Vous n’en aviez jamais entendu parler? Rassurez-vous, vous n’êtes pas les seuls : les nombreux médecins, pneumologues, ORL et autres spécialistes consultés dans ma vie non plus, semble-t-il. Or, je suis intimement convaincue qu’il y a, au sein de la population, de nombreuses personnes qui sont atteintes de fibrose kystique et qui l’ignorent. Cela soulève, à tout le moins, un certain nombre de questions :
- Dans quelle mesure la forme atypique de la fibrose kystique est-elle connue du corps médical? Ce sujet est-il abordé au cours de la formation universitaire des futurs médecins?
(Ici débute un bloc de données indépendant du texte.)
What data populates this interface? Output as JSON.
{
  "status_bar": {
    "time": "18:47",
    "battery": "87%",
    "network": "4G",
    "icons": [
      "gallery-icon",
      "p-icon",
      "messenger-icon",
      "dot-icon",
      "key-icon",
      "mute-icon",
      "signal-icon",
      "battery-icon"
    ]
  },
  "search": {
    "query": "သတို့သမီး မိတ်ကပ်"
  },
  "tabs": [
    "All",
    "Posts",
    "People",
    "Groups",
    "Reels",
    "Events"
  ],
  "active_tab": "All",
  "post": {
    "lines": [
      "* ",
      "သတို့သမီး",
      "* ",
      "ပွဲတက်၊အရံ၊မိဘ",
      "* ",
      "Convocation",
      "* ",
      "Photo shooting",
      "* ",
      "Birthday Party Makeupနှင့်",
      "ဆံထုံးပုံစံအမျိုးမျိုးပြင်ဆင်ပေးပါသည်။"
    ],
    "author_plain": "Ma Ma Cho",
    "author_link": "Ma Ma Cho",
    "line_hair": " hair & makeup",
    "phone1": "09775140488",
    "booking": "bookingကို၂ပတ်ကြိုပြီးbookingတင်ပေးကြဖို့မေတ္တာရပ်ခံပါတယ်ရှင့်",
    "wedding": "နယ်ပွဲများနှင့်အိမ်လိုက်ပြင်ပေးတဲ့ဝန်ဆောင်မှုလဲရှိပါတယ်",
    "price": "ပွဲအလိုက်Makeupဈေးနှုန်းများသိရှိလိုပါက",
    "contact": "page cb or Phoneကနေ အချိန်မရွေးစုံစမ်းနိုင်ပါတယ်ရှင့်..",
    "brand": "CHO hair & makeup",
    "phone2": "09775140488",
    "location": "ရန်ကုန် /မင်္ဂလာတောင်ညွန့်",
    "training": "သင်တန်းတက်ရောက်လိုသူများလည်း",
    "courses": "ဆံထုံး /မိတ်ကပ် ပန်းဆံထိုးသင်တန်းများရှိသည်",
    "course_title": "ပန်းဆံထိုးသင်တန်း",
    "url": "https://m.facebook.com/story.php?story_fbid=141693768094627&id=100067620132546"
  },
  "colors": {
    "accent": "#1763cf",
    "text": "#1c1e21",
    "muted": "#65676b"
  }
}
- La littérature scientifique traite-t-elle de cette question? Est-elle abordée lors des colloques ou congrès spécialisés?
- Existe-t-il des données spécifiques sur l’état du dossier au Québec et au Canada? Sur l’incidence des cancers gastro-intestinaux chez les personnes atteintes?
- Comment remédier à un diagnostic tardif de cette maladie? Un programme de dépistage néonatal, comme il en existe ailleurs, ne serait-il pas souhaitable?
- Comment remédier à l’absence de documentation en français sur le sujet, voire à l’inexistence d’information auprès du grand public?
Bien vivre, fibrose kystique ou pas…
J’ai 61 ans. J’ai la fibrose kystique depuis la naissance et je ne le sais que depuis trois ans. Qu’ai-je fait depuis le diagnostic? Rapidement remise de mes émotions, j’ai fait transférer mon dossier médical à l’Institut thoracique. Je me suis documentée sur la maladie. J’ai commencé les traitements médicaux adaptés à ma condition. Je fais de l’exercice régulièrement et quand je néglige d’en faire, croyez-moi, je le paie très cher. Je m’exerce tous les jours à respecter les limites nouvellement identifiées même si « j’haïs » ça, les limites. J’entreprends moins de projets de fou mais je poursuis avec la même passion ceux qui sont à ma portée. Je prends soin, de mon mieux, des gens que j’aime et croyez-moi, ils me le rendent bien, même qu’ils en sont parfois fatigants. Et puis, je me suis jointe à la belle équipe du CPAFK et ça me fait du bien, malgré le « décalage horaire », si vous voyez ce que je veux dire. N’empêche que je serais ravie de voir arriver à nos assemblées des personnes diagnostiquées comme moi à l’âge adulte et donc, atteintes sans doute de la forme atypique de la maladie.
Il m’arrive d’entendre des personnes de mon âge et même beaucoup plus jeunes, en bonne santé, se plaindre du temps qui passe et du vieillissement qui l’accompagne. La peur de vieillir, c’est un concept que je comprends mal. Soit on vieillit, soit on meurt. Puisqu’il n’y a pas de troisième voie, vieillir, c’est une foutue bonne nouvelle, non? FIN 15-12-08
[i] Stern, Robert C., Eileen Widerman, Barbara Palys et John R. Palys, Now that I have CF / Information for men and women diagnosed as adults, Solvay Pharmaceuticals, 2004, 184 p.